Lo scopo del terrorismo è colpire dove fa più male: in un mercatino di Natale pieno di famiglie, in un locale dove dei ragazzi stanno ballando o ascoltando la loro musica preferita. Imprevedibile e difficile da contenere, un attacco fa vittime senza distinzione di sesso, razza, credo religioso o politico perché spara letteralmente nel mucchio. In questo modo si crea una situazione di paura e tensione, da cui è difficile uscire una volta che gli attacchi si accumulano uno dopo l'altro.
Uno di questi è quello alla maratona di Boston, avvenuto il 15 aprile 2013, in cui hanno perso la vita tre persone e il conto dei feriti si è fermato a 264. Tra questi c'è Jeff Bauman, ragazzo di 27 anni, accorso al traguardo per sostenere Erin, la ragazza di cui era innamorato. Colpito in pieno dall'esplosione, Jeff ha perso entrambe le gambe. Grazie a un percorso doloroso, sia fisico che mentale, Bauman è diventato un simbolo per gli americani, la prova che si può sopravvivere al terrore.

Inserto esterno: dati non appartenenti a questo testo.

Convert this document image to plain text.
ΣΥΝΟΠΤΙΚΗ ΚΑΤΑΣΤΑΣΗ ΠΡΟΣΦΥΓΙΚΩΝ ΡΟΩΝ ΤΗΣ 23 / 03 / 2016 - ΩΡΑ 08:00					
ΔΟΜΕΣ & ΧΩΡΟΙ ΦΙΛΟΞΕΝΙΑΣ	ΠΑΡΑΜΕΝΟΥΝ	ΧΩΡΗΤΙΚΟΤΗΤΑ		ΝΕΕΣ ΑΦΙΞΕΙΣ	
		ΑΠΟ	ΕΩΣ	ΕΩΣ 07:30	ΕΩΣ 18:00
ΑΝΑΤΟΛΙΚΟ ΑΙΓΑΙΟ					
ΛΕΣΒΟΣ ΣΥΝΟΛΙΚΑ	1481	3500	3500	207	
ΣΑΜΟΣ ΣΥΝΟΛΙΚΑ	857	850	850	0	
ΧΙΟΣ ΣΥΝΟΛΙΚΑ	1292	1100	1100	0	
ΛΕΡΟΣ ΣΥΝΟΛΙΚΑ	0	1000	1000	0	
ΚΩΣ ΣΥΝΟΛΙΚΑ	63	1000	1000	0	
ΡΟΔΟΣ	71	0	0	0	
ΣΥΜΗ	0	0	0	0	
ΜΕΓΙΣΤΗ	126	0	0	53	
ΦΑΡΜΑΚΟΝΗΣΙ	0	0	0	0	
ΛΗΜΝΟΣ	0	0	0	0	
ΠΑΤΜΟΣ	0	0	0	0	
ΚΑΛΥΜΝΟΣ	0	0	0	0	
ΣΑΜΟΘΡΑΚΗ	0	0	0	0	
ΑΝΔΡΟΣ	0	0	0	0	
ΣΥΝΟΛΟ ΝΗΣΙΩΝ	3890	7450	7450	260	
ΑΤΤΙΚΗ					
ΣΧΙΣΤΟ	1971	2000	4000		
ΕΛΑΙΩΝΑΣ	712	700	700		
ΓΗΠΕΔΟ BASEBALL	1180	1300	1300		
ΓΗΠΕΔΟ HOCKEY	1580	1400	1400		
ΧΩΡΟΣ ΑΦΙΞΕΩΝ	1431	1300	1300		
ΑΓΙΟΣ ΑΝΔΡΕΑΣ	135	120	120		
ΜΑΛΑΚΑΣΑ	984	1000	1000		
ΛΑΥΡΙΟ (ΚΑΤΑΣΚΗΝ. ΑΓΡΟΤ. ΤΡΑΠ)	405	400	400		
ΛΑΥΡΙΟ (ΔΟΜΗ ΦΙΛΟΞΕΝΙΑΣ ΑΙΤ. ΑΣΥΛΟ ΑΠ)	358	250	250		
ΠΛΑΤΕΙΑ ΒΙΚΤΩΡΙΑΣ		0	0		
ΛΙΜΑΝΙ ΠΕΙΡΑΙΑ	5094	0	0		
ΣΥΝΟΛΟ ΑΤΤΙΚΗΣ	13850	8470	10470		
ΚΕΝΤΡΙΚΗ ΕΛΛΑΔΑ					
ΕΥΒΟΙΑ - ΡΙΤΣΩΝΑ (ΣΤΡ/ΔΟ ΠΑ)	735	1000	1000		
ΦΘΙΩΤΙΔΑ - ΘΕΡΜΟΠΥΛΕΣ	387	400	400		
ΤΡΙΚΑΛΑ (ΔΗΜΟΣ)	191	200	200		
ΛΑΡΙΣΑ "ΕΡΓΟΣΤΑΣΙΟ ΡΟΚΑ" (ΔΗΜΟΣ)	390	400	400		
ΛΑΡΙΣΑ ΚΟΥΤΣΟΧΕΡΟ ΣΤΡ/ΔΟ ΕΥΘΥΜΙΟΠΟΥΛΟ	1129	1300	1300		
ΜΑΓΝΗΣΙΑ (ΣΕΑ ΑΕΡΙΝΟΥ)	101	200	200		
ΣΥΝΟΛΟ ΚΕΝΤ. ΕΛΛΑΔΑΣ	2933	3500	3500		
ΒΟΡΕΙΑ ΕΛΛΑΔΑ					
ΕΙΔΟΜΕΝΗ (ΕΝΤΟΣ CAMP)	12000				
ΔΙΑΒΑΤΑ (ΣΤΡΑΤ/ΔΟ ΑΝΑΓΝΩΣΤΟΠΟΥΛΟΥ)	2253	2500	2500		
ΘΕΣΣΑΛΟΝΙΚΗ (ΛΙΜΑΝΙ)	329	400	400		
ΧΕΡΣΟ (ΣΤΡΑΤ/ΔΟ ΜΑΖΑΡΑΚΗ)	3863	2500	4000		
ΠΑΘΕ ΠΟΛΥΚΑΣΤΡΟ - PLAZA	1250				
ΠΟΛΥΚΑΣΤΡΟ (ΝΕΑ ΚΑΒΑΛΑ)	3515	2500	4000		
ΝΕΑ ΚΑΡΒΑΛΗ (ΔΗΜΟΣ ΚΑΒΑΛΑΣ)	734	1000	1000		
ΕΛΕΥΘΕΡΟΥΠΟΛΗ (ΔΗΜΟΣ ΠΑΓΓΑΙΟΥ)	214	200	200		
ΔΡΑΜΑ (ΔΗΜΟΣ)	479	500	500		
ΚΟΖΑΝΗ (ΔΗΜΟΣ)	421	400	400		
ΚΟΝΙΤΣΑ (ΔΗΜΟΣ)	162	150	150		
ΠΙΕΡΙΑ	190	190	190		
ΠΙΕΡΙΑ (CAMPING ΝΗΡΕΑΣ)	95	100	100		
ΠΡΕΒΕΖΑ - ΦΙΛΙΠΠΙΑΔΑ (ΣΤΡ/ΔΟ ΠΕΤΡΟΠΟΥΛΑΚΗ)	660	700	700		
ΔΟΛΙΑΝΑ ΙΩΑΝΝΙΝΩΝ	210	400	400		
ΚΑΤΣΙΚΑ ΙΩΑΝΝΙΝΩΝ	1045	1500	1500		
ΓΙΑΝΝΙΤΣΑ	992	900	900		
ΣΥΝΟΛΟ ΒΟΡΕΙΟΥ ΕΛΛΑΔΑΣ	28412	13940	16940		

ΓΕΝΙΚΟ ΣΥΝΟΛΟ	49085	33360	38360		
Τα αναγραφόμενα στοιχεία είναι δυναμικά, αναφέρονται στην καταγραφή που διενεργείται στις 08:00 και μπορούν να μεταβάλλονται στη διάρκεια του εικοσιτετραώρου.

La storia di Bauman, raccontata nel romanzo Stronger, scritto a quattro mani con Bret Witter, è ora un film diretto da David Gordon Green, con protagonista Jake Gyllenhaal, che per il ruolo ha lavorato molto sul fisico, trasformandosi completamente, come ci ha abituato con le sue ultime interpretazioni. Bauman e Gyllenhaal hanno presentato Stronger alla 12esima edizione della Festa del cinema di Roma, dove hanno raccontato come la storia del ragazzo di Boston sia ormai un esempio di speranza e forza di volontà.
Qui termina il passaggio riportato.